Espanto-me com a criatividade de autores de ficção. Creio, às vezes, que passo sempre muito longe da capacidade de conceber universos como meus colegas de profissão. Mas me sinto profundamente satisfeita de poder navegar por esses universos que eles criam. Passear pela mente alheia é a nossa melhor chance de pensar diferente.
A alegria de encontrar a novidade no outro.
Estou lendo muitas newsletters. Faço questão. Deixou de ser um saudosismo dos blogs e passou a ser essa experiência prazerosa de passear pelo raciocínio e as emoções de alguém real que vive no mesmo tempo que eu. Os posts de blogs de 15 anos atrás eram outro estilo, outros temas, outra lógica. Fico feliz de ver a mudança no texto de quem eu já acompanhava naquela época, assim como amo descobrir gente que começou a escrever ontem.
Quando voltei do Caminho de Santiago em julho, fiquei duas semanas trancada em casa processando a jornada. Por alguma razão, eu acreditei que me enfurnar no meu quarto traria meu corpo e minha alma de volta ao lar. Uma espécie de aterramento do meu eu-interior. Como eu havia voltado me sentindo praticamente uma bolha flutuando no mundo, pensando em tudo e em nada, sabia que precisava voltar à terra de alguma forma. Foi só quando eu caminhei pela floresta aqui do bairro, por onde caminho todos os dias há quatro anos, faça chuva ou faça sol, que me senti de volta. Depois de tantos anos perambulando pelo mesmo caminho, passei a reconhecer as árvores, entender a diferença nos nós do tronco e dos galhos de cada uma. As alterações na sua aparência ao correr das estações. Aprendi a assisti-las morrer no inverno e ressuscitar na primavera ano após ano. Encontrá-las depois da jornada do Caminho foi, finalmente, voltar para casa.

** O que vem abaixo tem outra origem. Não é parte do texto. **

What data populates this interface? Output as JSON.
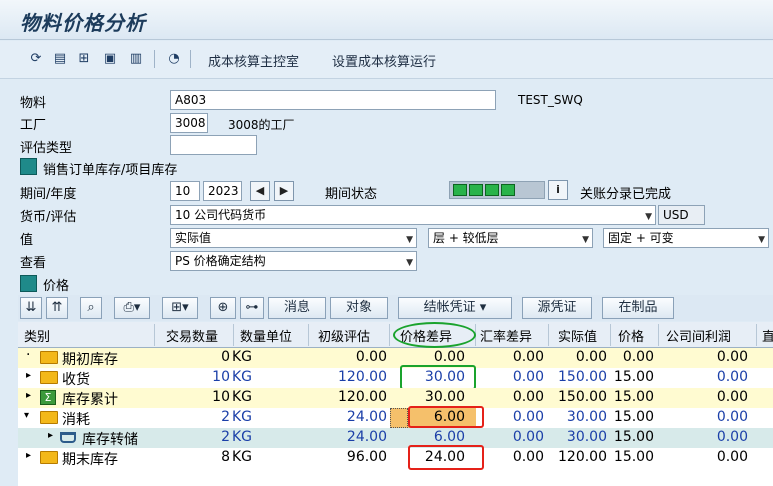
{
  "window": {
    "title": "物料价格分析"
  },
  "toolbar": {
    "cost_cockpit_label": "成本核算主控室",
    "set_costing_run_label": "设置成本核算运行"
  },
  "form": {
    "material_label": "物料",
    "material_value": "A803",
    "material_desc": "TEST_SWQ",
    "plant_label": "工厂",
    "plant_value": "3008",
    "plant_desc": "3008的工厂",
    "valuation_type_label": "评估类型",
    "valuation_type_value": "",
    "sales_order_stock_label": "销售订单库存/项目库存",
    "period_label": "期间/年度",
    "period_value": "10",
    "year_value": "2023",
    "period_status_label": "期间状态",
    "period_status_text": "关账分录已完成",
    "currency_label": "货币/评估",
    "currency_value": "10 公司代码货币",
    "currency_code": "USD",
    "value_label": "值",
    "value_option": "实际值",
    "layer_option": "层 + 较低层",
    "fixed_option": "固定 + 可变",
    "view_label": "查看",
    "view_option": "PS 价格确定结构"
  },
  "price_section_label": "价格",
  "grid_buttons": {
    "messages": "消息",
    "objects": "对象",
    "settlement": "结帐凭证",
    "source_doc": "源凭证",
    "wip": "在制品"
  },
  "grid": {
    "headers": [
      "类别",
      "交易数量",
      "数量单位",
      "初级评估",
      "价格差异",
      "汇率差异",
      "实际值",
      "价格",
      "公司间利润",
      "直"
    ],
    "rows": [
      {
        "category": "期初库存",
        "qty": "0",
        "unit": "KG",
        "primary": "0.00",
        "price_diff": "0.00",
        "fx_diff": "0.00",
        "actual": "0.00",
        "price": "0.00",
        "ic_profit": "0.00"
      },
      {
        "category": "收货",
        "qty": "10",
        "unit": "KG",
        "primary": "120.00",
        "price_diff": "30.00",
        "fx_diff": "0.00",
        "actual": "150.00",
        "price": "15.00",
        "ic_profit": "0.00"
      },
      {
        "category": "库存累计",
        "qty": "10",
        "unit": "KG",
        "primary": "120.00",
        "price_diff": "30.00",
        "fx_diff": "0.00",
        "actual": "150.00",
        "price": "15.00",
        "ic_profit": "0.00"
      },
      {
        "category": "消耗",
        "qty": "2",
        "unit": "KG",
        "primary": "24.00",
        "price_diff": "6.00",
        "fx_diff": "0.00",
        "actual": "30.00",
        "price": "15.00",
        "ic_profit": "0.00"
      },
      {
        "category": "库存转储",
        "qty": "2",
        "unit": "KG",
        "primary": "24.00",
        "price_diff": "6.00",
        "fx_diff": "0.00",
        "actual": "30.00",
        "price": "15.00",
        "ic_profit": "0.00"
      },
      {
        "category": "期末库存",
        "qty": "8",
        "unit": "KG",
        "primary": "96.00",
        "price_diff": "24.00",
        "fx_diff": "0.00",
        "actual": "120.00",
        "price": "15.00",
        "ic_profit": "0.00"
      }
    ]
  },
  "colors": {
    "green_light": "#29b34a",
    "highlight_green": "#1aa32d",
    "highlight_red": "#e52119",
    "row_yellow": "#fffbd1",
    "row_teal": "#d7eaea"
  }
}
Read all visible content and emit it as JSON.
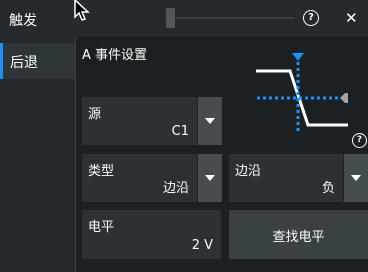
{
  "header": {
    "title": "触发",
    "help_glyph": "?",
    "close_glyph": "✕"
  },
  "sidebar": {
    "back_label": "后退"
  },
  "main": {
    "section_title": "A 事件设置",
    "diagram_info_glyph": "?",
    "source": {
      "label": "源",
      "value": "C1"
    },
    "type": {
      "label": "类型",
      "value": "边沿"
    },
    "edge": {
      "label": "边沿",
      "value": "负"
    },
    "level": {
      "label": "电平",
      "value": "2 V"
    },
    "find_level_label": "查找电平"
  },
  "colors": {
    "accent": "#1e90ff",
    "background": "#1b2022",
    "panel": "#2b3134",
    "dropdown_button": "#464d50"
  }
}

Depois de passear por inúmeras florestas e bosques desconhecidos pelo interior de Portugal e Espanha, voltar para as árvores que me rodeiam aqui no subúrbio de Estocolmo é encontrar o abraço de velhos familiares.
Sinto uma emoção muito parecida ao ver o texto longo voltar a povoar meus dias através das newsletters. Depois de anos consumindo os textos de vocês aos fragmentos, tropeços e mergulhos estranhos em plataformas criadas para vídeos e fotos, é um alívio imenso encontrá-los em espaços feito para eles. É como voltar para minha floresta aqui de casa depois de uma jornada longa, truncada, maravilhosa, mas cansativa.
Encontrar meu passatempo na caixa de e-mails é um alívio depois de muito tempo usando instagram, twitter, youtube e tiktok como descanso mental.
Continuem escrevendo.
Continuem experimentando.
(E me mandem os links dos textos de vocês!)
Por hoje é só.
Beijos, abraços e toda forma de afeto.
Vanessa Guedes.
Sent from my tamagotchi
ps: hoje foi difícil manter a promessa de escrever textos menores às quintas-feiras. Mas estou aprendendo!
Vanessa, amei a forma como você definiu esse prazer que é a leitura de newsletters. É exatamente assim que me sinto. Obrigada pelo texto delicioso - me fez ter ainda mais prazer de ler ❤️
Leio suas newsletters há algum tempo e passei a ler do Luri (que te indiquei ontem) e da Aline Valek nessa mesma plataforma. Tem sido voltar às raízes, para usar a imagem da árvore que trouxe. É curioso porque vejo um contraste entre esse tipo de newsletter e o trabalho de autopromoção nas redes sociais que a gente se obriga a fazer (ou não). Eu achava que para escrever newsletter você precisaria ser interessante, ter uma epifania fora do comum, mas comecei ontem e percebi que escrever esses textos vem muito mais natural do que se fazer interessante nas redes (como se todo dia eu fosse ter alguma coisa interessante para contar do livro, da minha carreira, de mim, etc). Mas essa onda de newsletter provoca novas ondas, reflexões e inspirações. A sua newsletter me inspirou a começar a minha e a sua se hoje me fez pensar ou tentar refletir o que significa essa volta de newsletters. Será que estamos percebendo que os textos picotados com um recorte muito específico (impressionar, ser útil no sentido de tutorial, passar dicas todos os dias) deixou de ou nunca fez tanto sentido para nós? O que você acha?